Laura no habló. Supongo que debí dejarlo ahí, pero ya que estábamos en el tema lo terminaría.
—Desde la primera vez que te vi, aquella tarde que me encontraste a punto de... —Callé de golpe, impidiéndole saber qué tan importante fue ese hecho que en su cabeza terminó olvidado. A mí me había marcado, quizás fue su importancia lo que volvía imposible dejarla ir—. Eso ya no importa —suspiré alejando ese amargo recuerdo—. Fue inevitable sacarte de mi mente. Todo lo malo parecía menos espantoso cuando tu aparecías... —me sinceré en voz alta.
Volví a negar, acordándome a ella no le interesaban mis estúpidos sentimientos. Ante su mirada atenta casi pude leer que se preguntaba qué me había fumado antes de soltar tanta idiotez. Yo era el hombre más estúpido del mundo.
—En verdad, lamento incomodarte. No busco que me correspondas. Voy a seguir esforzándome por dejarte atrás, solo necesito un poco más de tiempo para aceptarlo —declaré seguro—. Y entiendo si no quieras volver...
—¿Por qué me quieres? —interrumpió con profundo interés. Sus pupilas verdes delinearon mi rostro en búsqueda de otras intenciones. No halló más que sinceridad.
Tomé un profundo respiro, sacando la llave que encerraba esa respuesta.
—Supongo que... Cuando el mundo estaba oscuro, sin importar todos tus problemas, siempre sonreías a otros. Dijiste la primera vez que estuviste aquí que te alegraba haber encontrado un amigo, te sentías sola. También me pasaba... —conté teniendo presente esas horribles noches donde la soledad me consumía vivo.

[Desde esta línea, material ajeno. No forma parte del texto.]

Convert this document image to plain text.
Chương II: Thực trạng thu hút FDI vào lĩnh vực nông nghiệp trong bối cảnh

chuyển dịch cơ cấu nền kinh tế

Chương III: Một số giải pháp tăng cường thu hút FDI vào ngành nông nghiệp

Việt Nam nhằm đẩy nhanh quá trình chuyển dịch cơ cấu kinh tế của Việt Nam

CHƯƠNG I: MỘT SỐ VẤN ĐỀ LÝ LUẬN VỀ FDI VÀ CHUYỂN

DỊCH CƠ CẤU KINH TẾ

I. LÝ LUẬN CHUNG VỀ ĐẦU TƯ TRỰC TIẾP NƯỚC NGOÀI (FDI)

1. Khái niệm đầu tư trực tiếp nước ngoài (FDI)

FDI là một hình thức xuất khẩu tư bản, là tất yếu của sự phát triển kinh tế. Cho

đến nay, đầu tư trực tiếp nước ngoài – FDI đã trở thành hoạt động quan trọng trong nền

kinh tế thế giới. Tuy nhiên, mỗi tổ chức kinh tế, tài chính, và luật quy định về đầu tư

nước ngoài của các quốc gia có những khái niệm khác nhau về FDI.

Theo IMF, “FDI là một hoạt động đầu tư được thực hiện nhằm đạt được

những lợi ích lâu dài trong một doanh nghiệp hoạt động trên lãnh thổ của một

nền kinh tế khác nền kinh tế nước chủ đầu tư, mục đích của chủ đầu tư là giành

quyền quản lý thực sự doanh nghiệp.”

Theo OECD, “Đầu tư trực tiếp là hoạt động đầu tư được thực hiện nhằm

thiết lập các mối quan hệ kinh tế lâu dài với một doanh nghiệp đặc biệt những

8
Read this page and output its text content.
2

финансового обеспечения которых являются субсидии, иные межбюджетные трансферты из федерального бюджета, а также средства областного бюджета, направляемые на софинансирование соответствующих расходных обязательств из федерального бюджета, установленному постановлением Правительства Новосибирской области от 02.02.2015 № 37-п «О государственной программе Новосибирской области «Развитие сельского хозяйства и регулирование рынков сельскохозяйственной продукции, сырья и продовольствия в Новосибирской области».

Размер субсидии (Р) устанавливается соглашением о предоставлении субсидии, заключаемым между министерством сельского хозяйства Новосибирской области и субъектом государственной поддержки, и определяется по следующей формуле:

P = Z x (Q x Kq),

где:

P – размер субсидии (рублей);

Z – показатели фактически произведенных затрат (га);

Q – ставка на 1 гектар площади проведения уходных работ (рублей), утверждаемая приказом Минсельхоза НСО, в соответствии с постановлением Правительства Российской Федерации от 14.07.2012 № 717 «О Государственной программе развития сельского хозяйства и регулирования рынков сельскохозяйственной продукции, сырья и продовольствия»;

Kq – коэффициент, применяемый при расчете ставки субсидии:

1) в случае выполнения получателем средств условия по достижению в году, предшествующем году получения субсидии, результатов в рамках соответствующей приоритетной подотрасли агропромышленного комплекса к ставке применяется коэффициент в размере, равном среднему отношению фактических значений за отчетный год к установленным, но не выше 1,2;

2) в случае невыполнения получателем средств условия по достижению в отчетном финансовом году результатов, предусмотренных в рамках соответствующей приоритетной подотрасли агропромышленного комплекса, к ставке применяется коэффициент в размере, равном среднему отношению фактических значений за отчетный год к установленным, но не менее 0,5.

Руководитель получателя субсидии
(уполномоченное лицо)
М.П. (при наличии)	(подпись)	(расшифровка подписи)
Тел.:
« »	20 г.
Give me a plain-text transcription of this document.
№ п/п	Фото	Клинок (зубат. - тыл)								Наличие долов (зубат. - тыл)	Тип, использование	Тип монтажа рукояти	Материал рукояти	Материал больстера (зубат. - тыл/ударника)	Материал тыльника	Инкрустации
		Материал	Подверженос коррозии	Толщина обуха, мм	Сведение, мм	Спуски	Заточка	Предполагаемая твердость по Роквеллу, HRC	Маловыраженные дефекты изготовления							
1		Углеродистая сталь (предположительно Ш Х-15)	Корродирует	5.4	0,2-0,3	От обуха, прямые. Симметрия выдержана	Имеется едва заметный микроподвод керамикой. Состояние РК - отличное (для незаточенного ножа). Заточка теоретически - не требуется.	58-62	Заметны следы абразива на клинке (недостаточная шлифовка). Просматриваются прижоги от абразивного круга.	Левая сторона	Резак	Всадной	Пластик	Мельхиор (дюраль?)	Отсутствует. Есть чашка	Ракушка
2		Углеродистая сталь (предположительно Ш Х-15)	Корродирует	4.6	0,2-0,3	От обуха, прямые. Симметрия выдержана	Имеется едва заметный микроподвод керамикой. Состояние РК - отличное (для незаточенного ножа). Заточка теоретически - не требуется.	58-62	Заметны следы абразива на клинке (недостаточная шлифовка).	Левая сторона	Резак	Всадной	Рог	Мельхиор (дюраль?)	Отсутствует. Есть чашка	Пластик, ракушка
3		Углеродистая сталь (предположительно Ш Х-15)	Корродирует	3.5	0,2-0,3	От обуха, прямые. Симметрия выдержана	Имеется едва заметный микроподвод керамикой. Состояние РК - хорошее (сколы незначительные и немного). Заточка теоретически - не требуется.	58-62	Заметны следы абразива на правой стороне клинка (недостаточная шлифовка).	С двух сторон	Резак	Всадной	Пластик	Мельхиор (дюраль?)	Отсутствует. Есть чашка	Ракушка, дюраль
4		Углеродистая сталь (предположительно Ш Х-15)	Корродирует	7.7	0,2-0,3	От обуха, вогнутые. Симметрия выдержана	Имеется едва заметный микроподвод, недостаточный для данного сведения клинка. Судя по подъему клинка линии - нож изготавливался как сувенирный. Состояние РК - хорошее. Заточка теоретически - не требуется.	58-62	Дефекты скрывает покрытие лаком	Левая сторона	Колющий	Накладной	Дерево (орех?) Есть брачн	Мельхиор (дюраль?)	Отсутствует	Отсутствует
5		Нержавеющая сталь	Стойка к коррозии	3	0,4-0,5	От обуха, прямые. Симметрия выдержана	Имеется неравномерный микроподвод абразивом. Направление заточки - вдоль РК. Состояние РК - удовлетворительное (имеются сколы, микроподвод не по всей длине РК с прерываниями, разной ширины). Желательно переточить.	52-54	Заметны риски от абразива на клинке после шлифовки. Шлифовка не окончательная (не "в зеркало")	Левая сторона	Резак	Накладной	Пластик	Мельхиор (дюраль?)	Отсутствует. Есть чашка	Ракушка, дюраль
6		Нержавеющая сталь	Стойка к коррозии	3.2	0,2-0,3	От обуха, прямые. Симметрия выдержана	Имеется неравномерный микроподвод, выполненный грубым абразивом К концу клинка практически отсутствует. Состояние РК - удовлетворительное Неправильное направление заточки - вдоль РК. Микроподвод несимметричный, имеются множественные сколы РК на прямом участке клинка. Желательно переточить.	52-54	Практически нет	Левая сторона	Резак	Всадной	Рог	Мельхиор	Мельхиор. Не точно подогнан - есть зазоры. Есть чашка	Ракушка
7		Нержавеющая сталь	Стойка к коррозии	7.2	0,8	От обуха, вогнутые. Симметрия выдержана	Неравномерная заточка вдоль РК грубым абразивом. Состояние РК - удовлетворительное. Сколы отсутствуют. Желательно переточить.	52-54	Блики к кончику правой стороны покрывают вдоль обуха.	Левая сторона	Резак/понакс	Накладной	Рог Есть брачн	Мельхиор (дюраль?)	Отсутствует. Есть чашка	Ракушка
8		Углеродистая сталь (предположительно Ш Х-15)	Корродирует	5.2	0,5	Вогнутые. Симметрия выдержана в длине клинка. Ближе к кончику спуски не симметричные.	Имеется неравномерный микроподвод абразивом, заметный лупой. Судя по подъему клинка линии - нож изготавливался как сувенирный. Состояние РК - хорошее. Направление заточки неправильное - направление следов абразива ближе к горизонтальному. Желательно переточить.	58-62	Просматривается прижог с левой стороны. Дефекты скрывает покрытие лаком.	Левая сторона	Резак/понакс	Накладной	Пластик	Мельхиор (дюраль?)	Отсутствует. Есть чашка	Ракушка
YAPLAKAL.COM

Laura llegó en un momento crítico de mi vida, en el que para mí todo estaba perdido. A un paso de la locura. Sin nada que me motivara a abrir los ojos a la mañana siguiente.
—Me miraste igual que el resto, sin ese deje de tristeza que me asfixiaba —mencioné. Después del accidente la lástima me acompañó a todos lados, estaba harto de que el mundo me considerara diferente cuando trabajaba tanto por no serlo—. Y cada que te aparecías intentabas incorporarme a un mundo que me cerraba la puerta en la cara. Para ti no era el pobre hijo de Tania que quedó postrado en una silla, solo el chico que confundía las donitas glaseadas con las de azúcar —recordé con una risa nostálgica—. Así el mundo se estuviera cayendo tú reías por mis malos chistes y tenías un saludo amable sin falta. ¿Por qué no te querría? —la cuestioné con una débil sonrisa, porque aunque ella siempre se refiriera a sí misma como lo peor, su llegada fue lo mejor que me pasó en esos tristes años. Laura estudió mi rostro con una expresión indescifrable—. Tú misma la dijiste, a la gente buena se...
Sin embargo, pese a mi esfuerzo por sincerarme, Laura no me dejó terminar. Todas esas verdades que llevaba años guardando en mi pecho, murieron de golpe en nuestros labios cuando me besó.